2. Publish schemas and JSON Path files to S3

Previously Igluctl enabled users to publish schemas stored locally to a remote Iglu registry using the igluctl static push command.

However, users that wanted to publish schemas to S3-backed static registries, or publish JSON Path files to S3 so they can be used to load event and context data into Redshift, had to use another tool to do so. (Most commonly Amazon’s excellent AWS CLI).

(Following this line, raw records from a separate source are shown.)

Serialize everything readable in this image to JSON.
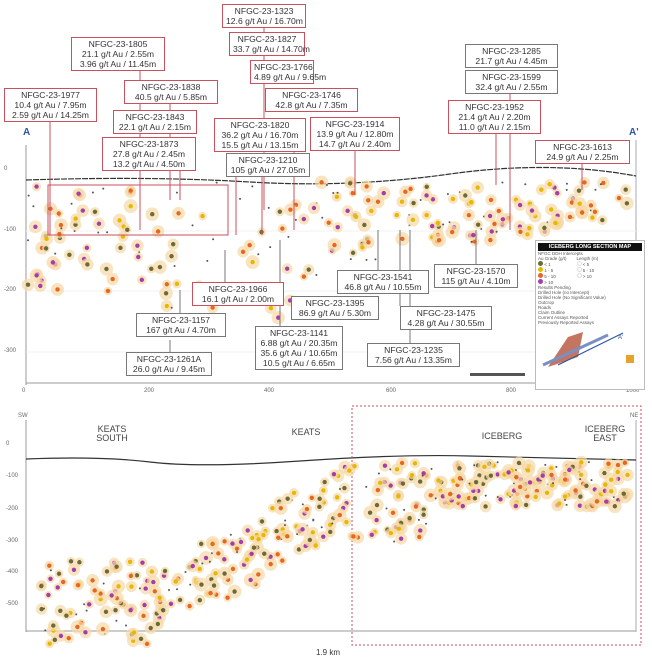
{
  "top_section": {
    "start_label": "A",
    "end_label": "A'",
    "y_ticks": [
      "0",
      "-100",
      "-200",
      "-300"
    ],
    "x_ticks": [
      "0",
      "200",
      "400",
      "600",
      "800",
      "1000"
    ],
    "callouts": [
      {
        "hole": "NFGC-23-1323",
        "lines": [
          "12.6 g/t Au / 16.70m"
        ],
        "style": "red"
      },
      {
        "hole": "NFGC-23-1827",
        "lines": [
          "33.7 g/t Au / 14.70m"
        ],
        "style": "red"
      },
      {
        "hole": "NFGC-23-1805",
        "lines": [
          "21.1 g/t Au / 2.55m",
          "3.96 g/t Au / 11.45m"
        ],
        "style": "red"
      },
      {
        "hole": "NFGC-23-1766",
        "lines": [
          "4.89 g/t Au / 9.65m"
        ],
        "style": "red"
      },
      {
        "hole": "NFGC-23-1977",
        "lines": [
          "10.4 g/t Au / 7.95m",
          "2.59 g/t Au / 14.25m"
        ],
        "style": "red"
      },
      {
        "hole": "NFGC-23-1838",
        "lines": [
          "40.5 g/t Au / 5.85m"
        ],
        "style": "red"
      },
      {
        "hole": "NFGC-23-1746",
        "lines": [
          "42.8 g/t Au / 7.35m"
        ],
        "style": "red"
      },
      {
        "hole": "NFGC-23-1843",
        "lines": [
          "22.1 g/t Au / 2.15m"
        ],
        "style": "red"
      },
      {
        "hole": "NFGC-23-1820",
        "lines": [
          "36.2 g/t Au / 16.70m",
          "15.5 g/t Au / 13.15m"
        ],
        "style": "red"
      },
      {
        "hole": "NFGC-23-1914",
        "lines": [
          "13.9 g/t Au / 12.80m",
          "14.7 g/t Au / 2.40m"
        ],
        "style": "red"
      },
      {
        "hole": "NFGC-23-1873",
        "lines": [
          "27.8 g/t Au / 2.45m",
          "13.2 g/t Au / 4.50m"
        ],
        "style": "red"
      },
      {
        "hole": "NFGC-23-1210",
        "lines": [
          "105 g/t Au / 27.05m"
        ],
        "style": "gray"
      },
      {
        "hole": "NFGC-23-1285",
        "lines": [
          "21.7 g/t Au / 4.45m"
        ],
        "style": "gray"
      },
      {
        "hole": "NFGC-23-1599",
        "lines": [
          "32.4 g/t Au / 2.55m"
        ],
        "style": "gray"
      },
      {
        "hole": "NFGC-23-1952",
        "lines": [
          "21.4 g/t Au / 2.20m",
          "11.0 g/t Au / 2.15m"
        ],
        "style": "red"
      },
      {
        "hole": "NFGC-23-1613",
        "lines": [
          "24.9 g/t Au / 2.25m"
        ],
        "style": "red"
      },
      {
        "hole": "NFGC-23-1966",
        "lines": [
          "16.1 g/t Au / 2.00m"
        ],
        "style": "red"
      },
      {
        "hole": "NFGC-23-1541",
        "lines": [
          "46.8 g/t Au / 10.55m"
        ],
        "style": "gray"
      },
      {
        "hole": "NFGC-23-1570",
        "lines": [
          "115 g/t Au / 4.10m"
        ],
        "style": "gray"
      },
      {
        "hole": "NFGC-23-1395",
        "lines": [
          "86.9 g/t Au / 5.30m"
        ],
        "style": "gray"
      },
      {
        "hole": "NFGC-23-1475",
        "lines": [
          "4.28 g/t Au / 30.55m"
        ],
        "style": "gray"
      },
      {
        "hole": "NFGC-23-1157",
        "lines": [
          "167 g/t  Au / 4.70m"
        ],
        "style": "gray"
      },
      {
        "hole": "NFGC-23-1141",
        "lines": [
          "6.88 g/t Au / 20.35m",
          "35.6 g/t Au / 10.65m",
          "10.5 g/t Au / 6.65m"
        ],
        "style": "gray"
      },
      {
        "hole": "NFGC-23-1235",
        "lines": [
          "7.56 g/t Au / 13.35m"
        ],
        "style": "gray"
      },
      {
        "hole": "NFGC-23-1261A",
        "lines": [
          "26.0 g/t Au / 9.45m"
        ],
        "style": "gray"
      }
    ]
  },
  "legend": {
    "title": "ICEBERG LONG SECTION MAP",
    "subtitle": "NFGC DDH Intercepts",
    "grade_header": "Au Grade (g/t)",
    "length_header": "Length (m)",
    "grades": [
      "< 1",
      "1 - 5",
      "5 - 10",
      "> 10"
    ],
    "lengths": [
      "< 5",
      "5 - 10",
      "> 10"
    ],
    "items": [
      "Results Pending",
      "Drilled Hole (no Intercept)",
      "Drilled Hole (No Significant Value)",
      "Outcrop",
      "Roads",
      "Claim Outline",
      "Current Assays Reported",
      "Previously Reported Assays"
    ],
    "grade_colors": [
      "#6b6b3a",
      "#e6b800",
      "#e8661f",
      "#a63ea8"
    ]
  },
  "bottom_section": {
    "sw_label": "SW",
    "ne_label": "NE",
    "regions": [
      "KEATS\nSOUTH",
      "KEATS",
      "ICEBERG",
      "ICEBERG\nEAST"
    ],
    "y_ticks": [
      "0",
      "-100",
      "-200",
      "-300",
      "-400",
      "-500"
    ],
    "scale_label": "1.9 km"
  }
}
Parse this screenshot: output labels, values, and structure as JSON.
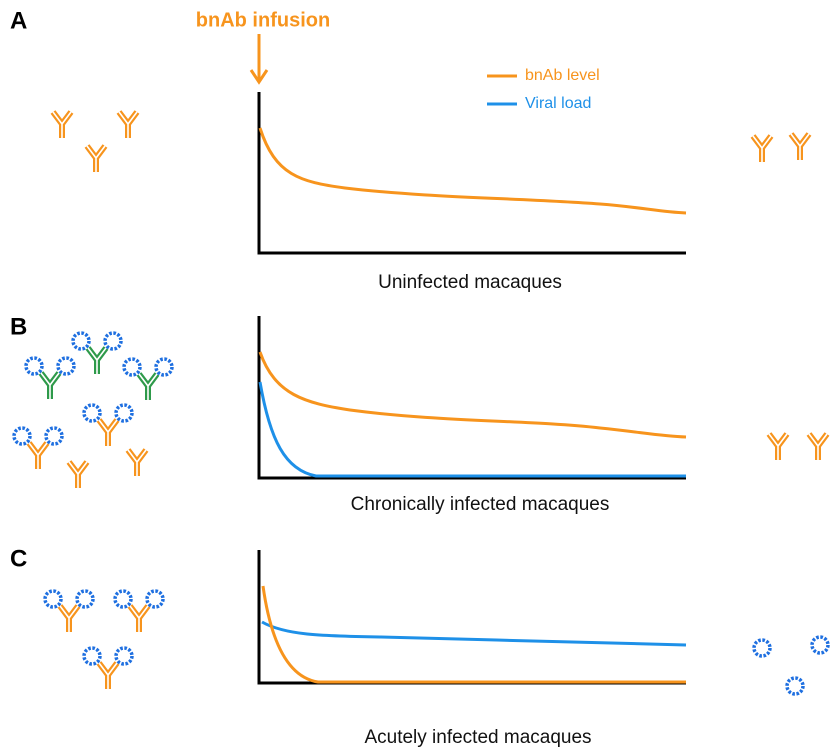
{
  "annotation": "bnAb infusion",
  "legend": [
    "bnAb level",
    "Viral load"
  ],
  "panels": [
    {
      "label": "A",
      "caption": "Uninfected macaques"
    },
    {
      "label": "B",
      "caption": "Chronically infected macaques"
    },
    {
      "label": "C",
      "caption": "Acutely infected macaques"
    }
  ]
}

Igluctl now has a new command: s3cp, for copying files locally to S3. This means that you can publish JSON Schemas to S3-backed static registries:

$ /path/to/igluctl static s3cp ./schemas snowplow-com-mycompany-iglu-schemas-bucket --accessKeyId ABCDEF --secretAccessKey GHIJKILM/12345XYZ --region us-east-1

and publish JSON path files to s3:

$ /path/to/igluctl static s3cp ./jsonpaths snowplow-com-mycompany-iglu-jsonpaths-bucket --accessKeyId ABCDEF --secretAccessKey GHIJKILM/12345XYZ --region us-east-1

3. Other updates

The updated Igluctl includes a number of other small but important updates:

  1. Ability to publish public schemas to the Iglu Scala Schema Registry. This means that Igluctl can now publish schemas to Snowplow Mini, which currently requires that the schemas stored on the local service are public rather than private
  2. Improved Windows support including an important bug fix. This comes with proper documentation for Windows users getting started with Igluctl

For a complete list of updates see the changelog.